The emotions of March Madness were on full display on Sunday at the Lenovo Center in Raleigh, North Carolina following UConn basketball’s loss to No. 1 seed Florida.
In the seconds following the defending back-to-back national champions’ loss, Huskies coach Dan Hurley shouted out to Baylor coaches and players in the tunnel that he hoped the officials ‘don’t [expletive]’ them with fouls like they ‘[expletive]’ UConn.
But that wasn’t the only heated moment in the tunnel. UConn director of communications, Bobby Mullen, confronted a local reporter, Charlotte Sports Live’s Joey Ellis, asking him to take down the viral video of Hurley expressing his displeasure of the officiating in the game and if he didn’t, he would ‘ruin his life.’
The incident took place in the tunnel of the arena seconds after the loss, with Hurley — one of college basketball’s more emotional coaches — walking off heated.
Mullen, who was hired at UConn in 2023 after serving as the Big East Conference’s senior director of digital and social media for four years, provided a statement Sunday to Charlotte Sports Live on the incident.
‘The lasting image of Coach Hurley leaving the court should’ve been his walking off the court arm-in-arm with his seniors, overwhelmed with emotion,’ Mullen’s statement to Charlotte Sports Live read. ‘Instead, a reporter, who was in an area he should not have been, recorded on his cell phone a private comment made to members of another coaching staff.’

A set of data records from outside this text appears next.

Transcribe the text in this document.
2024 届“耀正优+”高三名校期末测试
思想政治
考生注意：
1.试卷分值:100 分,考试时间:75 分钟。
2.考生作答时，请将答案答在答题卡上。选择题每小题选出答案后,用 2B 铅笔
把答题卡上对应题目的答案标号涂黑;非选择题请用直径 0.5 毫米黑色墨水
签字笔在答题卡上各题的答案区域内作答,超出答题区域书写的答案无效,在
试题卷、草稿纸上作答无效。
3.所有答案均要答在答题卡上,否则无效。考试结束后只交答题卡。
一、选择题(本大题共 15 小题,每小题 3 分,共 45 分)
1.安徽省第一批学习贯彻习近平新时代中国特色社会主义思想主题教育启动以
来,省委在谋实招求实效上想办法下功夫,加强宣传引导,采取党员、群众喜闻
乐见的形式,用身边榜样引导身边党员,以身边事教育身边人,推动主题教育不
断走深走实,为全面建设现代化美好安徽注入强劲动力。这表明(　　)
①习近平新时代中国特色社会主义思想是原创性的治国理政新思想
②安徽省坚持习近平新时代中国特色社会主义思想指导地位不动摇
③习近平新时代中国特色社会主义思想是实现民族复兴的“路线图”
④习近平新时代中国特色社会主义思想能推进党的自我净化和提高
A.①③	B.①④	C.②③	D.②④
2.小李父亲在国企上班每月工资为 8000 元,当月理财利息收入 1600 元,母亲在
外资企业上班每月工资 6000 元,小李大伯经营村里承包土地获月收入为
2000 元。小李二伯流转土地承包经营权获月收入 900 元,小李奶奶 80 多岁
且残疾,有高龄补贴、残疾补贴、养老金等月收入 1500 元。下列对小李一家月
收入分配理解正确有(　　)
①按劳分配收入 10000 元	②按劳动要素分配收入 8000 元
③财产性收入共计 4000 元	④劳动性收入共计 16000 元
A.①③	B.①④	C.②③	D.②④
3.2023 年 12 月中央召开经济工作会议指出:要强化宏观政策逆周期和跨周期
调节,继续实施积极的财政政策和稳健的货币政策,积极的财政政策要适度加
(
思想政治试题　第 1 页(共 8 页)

According to The New York Post, Mullen also went to X (formerly Twitter) after the game to what appeared to be explaining his side of the situation. That post was shortly deleted by Mullen, per The Post and several other outlets.
‘PR man yells at reporter. News at 11,’ Mullen wrote in a post on X that is now deleted. ‘I have a journalism degree and I know the difference between reporting and seeking out ‘gotcha’ moments. My temper flared a bit in a moment of weakness after a loss, but I think the journalists I work with regularly would vouch for me.’
On Tuesday, Ellis went to X to provide an update on the matter, saying that Mullen and he spoke on Tuesday, where Mullen apologized and that the matter is closed.
‘Just a quick (and hopefully final) update: Bobby Mullen and I spoke a short time ago, during which he apologized for his behavior. I accepted it … and life rolls on,’ Ellis wrote on X on Tuesday.
UConn’s loss to Florida on Sunday ended the Huskies’ hopes of becoming the first program since UCLA to win three consecutive national championship titles. Florida will play in the Sweet 16 of the West Region on Thursday, March 27 at 7:39 p.m. ET against No. 4 Maryland.